Objective: This study aimed to exploit cellular heterogeneity for revealing mechanisms and identifying therapeutic targets for Parkinson’s disease (PD) via single-cell transcriptomics. Methods: Single-cell RNA sequencing (scRNA-seq) data on midbrain specimens from PD and healthy individuals were obtained from the GSE157783 dataset. After quality control and preprocessing, the principal component analysis (PCA) was presented. Cells were clustered with the Seurat package. Cell clusters were labeled by matching marker genes and annotations of the brain in the CellMarker database. The ligand–receptor networks were established, and the core cell cluster was selected. Biological functions of differentially expressed genes in core cell clusters were analyzed. Upregulated marker genes were identified between PD and healthy individuals, which were measured in 18 PD patients’ and 18 healthy individuals’ blood specimens through RT-qPCR and Western blotting. Results: The first nine PCs were determined, which can better represent the overall change. Five cell clusters were identified, including oligodendrocytes, astrocytes, neurons, microglial cells, and endothelial cells. Among them, endothelial cells were the core cell cluster in the ligand–receptor network. Marker genes of endothelial cells possessed various biological functions. Among them, five marker genes (ANGPT2, APOD, HSP90AA1, HSPA1A, and PDE1C) were upregulated in PD patients’ than in healthy individuals’ endothelial cells, which were confirmed in PD patients’ than in healthy individuals’ blood specimens. Conclusion: Our findings revealed that the cellular heterogeneity of PD and endothelial cells could play a major role in cell-to-cell communications. Five upregulated marker genes of endothelial cells could be underlying therapeutic targets of PD, which deserve more in-depth clinical research.

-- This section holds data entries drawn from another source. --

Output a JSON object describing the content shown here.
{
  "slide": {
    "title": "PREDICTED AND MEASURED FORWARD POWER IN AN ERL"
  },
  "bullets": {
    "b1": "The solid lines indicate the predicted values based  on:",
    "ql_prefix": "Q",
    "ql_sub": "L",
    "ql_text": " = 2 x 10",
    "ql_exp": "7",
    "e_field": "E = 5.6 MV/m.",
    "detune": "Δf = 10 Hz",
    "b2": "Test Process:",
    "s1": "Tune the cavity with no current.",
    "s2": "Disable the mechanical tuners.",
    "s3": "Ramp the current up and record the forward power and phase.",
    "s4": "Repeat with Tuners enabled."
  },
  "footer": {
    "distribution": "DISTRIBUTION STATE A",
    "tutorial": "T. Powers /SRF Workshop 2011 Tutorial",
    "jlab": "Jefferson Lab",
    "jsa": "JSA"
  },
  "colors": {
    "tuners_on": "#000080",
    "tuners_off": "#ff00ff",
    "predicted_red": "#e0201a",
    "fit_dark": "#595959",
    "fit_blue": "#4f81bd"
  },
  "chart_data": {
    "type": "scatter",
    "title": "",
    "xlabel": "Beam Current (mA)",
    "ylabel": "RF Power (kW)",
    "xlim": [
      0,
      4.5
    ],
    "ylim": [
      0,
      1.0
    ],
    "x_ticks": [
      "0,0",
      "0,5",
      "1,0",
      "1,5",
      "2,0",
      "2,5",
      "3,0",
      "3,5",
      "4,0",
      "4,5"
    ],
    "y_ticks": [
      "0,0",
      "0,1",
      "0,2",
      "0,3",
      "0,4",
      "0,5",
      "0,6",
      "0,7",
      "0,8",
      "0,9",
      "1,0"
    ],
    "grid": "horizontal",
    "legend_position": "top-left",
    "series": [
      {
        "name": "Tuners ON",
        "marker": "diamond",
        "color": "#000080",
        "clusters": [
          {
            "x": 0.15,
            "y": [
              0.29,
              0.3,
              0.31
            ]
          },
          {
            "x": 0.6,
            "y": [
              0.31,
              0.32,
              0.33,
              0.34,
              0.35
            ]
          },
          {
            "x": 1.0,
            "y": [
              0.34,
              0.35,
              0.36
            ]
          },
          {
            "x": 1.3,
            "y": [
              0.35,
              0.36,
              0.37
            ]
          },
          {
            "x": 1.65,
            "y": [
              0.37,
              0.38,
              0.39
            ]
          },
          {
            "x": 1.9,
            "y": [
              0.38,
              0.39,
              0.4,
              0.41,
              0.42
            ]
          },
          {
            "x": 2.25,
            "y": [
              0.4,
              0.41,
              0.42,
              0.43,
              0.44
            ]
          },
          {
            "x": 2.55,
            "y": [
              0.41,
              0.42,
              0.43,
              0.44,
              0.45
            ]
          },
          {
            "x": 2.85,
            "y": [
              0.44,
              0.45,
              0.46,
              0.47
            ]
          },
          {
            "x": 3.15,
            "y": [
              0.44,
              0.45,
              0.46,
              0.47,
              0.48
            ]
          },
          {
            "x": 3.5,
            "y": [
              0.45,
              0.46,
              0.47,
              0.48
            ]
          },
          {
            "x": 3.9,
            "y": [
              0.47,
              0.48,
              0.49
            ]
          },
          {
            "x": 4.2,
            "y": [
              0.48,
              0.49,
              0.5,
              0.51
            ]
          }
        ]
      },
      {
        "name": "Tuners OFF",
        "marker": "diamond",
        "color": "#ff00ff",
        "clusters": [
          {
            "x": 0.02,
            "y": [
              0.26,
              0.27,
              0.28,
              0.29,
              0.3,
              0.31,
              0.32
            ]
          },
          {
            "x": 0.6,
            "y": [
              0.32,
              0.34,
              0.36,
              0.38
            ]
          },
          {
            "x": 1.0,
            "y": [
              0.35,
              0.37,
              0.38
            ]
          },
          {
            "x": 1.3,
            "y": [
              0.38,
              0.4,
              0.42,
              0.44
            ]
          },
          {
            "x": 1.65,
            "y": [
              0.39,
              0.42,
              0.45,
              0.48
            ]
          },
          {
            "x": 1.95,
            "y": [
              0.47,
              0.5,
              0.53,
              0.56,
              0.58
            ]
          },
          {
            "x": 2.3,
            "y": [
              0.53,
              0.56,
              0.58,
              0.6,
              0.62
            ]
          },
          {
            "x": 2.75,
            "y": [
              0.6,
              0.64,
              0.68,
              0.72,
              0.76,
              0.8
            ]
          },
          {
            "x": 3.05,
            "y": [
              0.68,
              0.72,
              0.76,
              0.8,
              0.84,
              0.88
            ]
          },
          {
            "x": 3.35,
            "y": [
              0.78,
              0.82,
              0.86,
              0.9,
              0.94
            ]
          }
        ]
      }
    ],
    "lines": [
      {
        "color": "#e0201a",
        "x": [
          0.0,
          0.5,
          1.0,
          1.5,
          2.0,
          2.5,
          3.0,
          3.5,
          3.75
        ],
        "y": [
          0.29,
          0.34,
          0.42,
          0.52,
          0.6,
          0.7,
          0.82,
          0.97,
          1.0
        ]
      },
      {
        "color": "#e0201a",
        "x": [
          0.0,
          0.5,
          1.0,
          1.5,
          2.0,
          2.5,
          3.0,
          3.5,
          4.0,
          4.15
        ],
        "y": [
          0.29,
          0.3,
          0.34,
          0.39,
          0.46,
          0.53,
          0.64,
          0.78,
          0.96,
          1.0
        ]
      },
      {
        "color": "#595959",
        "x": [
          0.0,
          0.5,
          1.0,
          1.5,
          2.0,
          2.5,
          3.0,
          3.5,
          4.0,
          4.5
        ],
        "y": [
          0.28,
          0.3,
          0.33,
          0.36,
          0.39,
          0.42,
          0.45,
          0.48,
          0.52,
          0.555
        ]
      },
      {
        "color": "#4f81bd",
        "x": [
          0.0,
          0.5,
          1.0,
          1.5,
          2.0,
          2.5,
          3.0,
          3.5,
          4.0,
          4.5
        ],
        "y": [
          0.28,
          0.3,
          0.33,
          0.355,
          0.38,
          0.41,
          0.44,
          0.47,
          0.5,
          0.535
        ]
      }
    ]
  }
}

研究目的：本研究拟借助单细胞转录组学技术，利用细胞异质性解析帕金森病（Parkinson’s disease, PD）的发病机制并筛选潜在治疗靶点。 研究方法：从GSE157783数据集获取帕金森病患者与健康个体中脑组织标本的单细胞RNA测序（single-cell RNA sequencing, scRNA-seq）数据。经质量控制与预处理后，开展主成分分析（principal component analysis, PCA）。采用Seurat软件包对细胞进行聚类，通过匹配CellMarker数据库中脑组织的注释信息与标记基因，对各细胞簇进行标注。构建配体-受体互作网络，并筛选得到核心细胞簇。分析核心细胞簇内差异表达基因的生物学功能。此外，招募18名帕金森病患者与18名健康对照个体，采集外周血标本，通过实时定量聚合酶链反应（RT-qPCR）与蛋白质印迹法（Western blotting）验证帕金森病患者与健康个体间的上调差异标记基因。 研究结果：本研究确定前9个主成分可最优反映整体转录组变化特征。共鉴定出5个细胞簇，分别为少突胶质细胞、星形胶质细胞、神经元、小胶质细胞与内皮细胞。其中，内皮细胞为配体-受体互作网络中的核心细胞簇。内皮细胞的标记基因参与多种生物学功能；进一步分析发现，ANGPT2、APOD、HSP90AA1、HSPA1A及PDE1C这5个内皮细胞标记基因在帕金森病患者的内皮细胞中呈上调表达，且该结果在帕金森病患者与健康对照的外周血标本中得到验证。 研究结论：本研究结果揭示了帕金森病的细胞异质性特征，且内皮细胞可能在细胞间通讯过程中发挥核心调控作用。本次鉴定得到的5个内皮细胞上调标记基因有望成为帕金森病潜在治疗靶点，值得开展更深入的临床研究。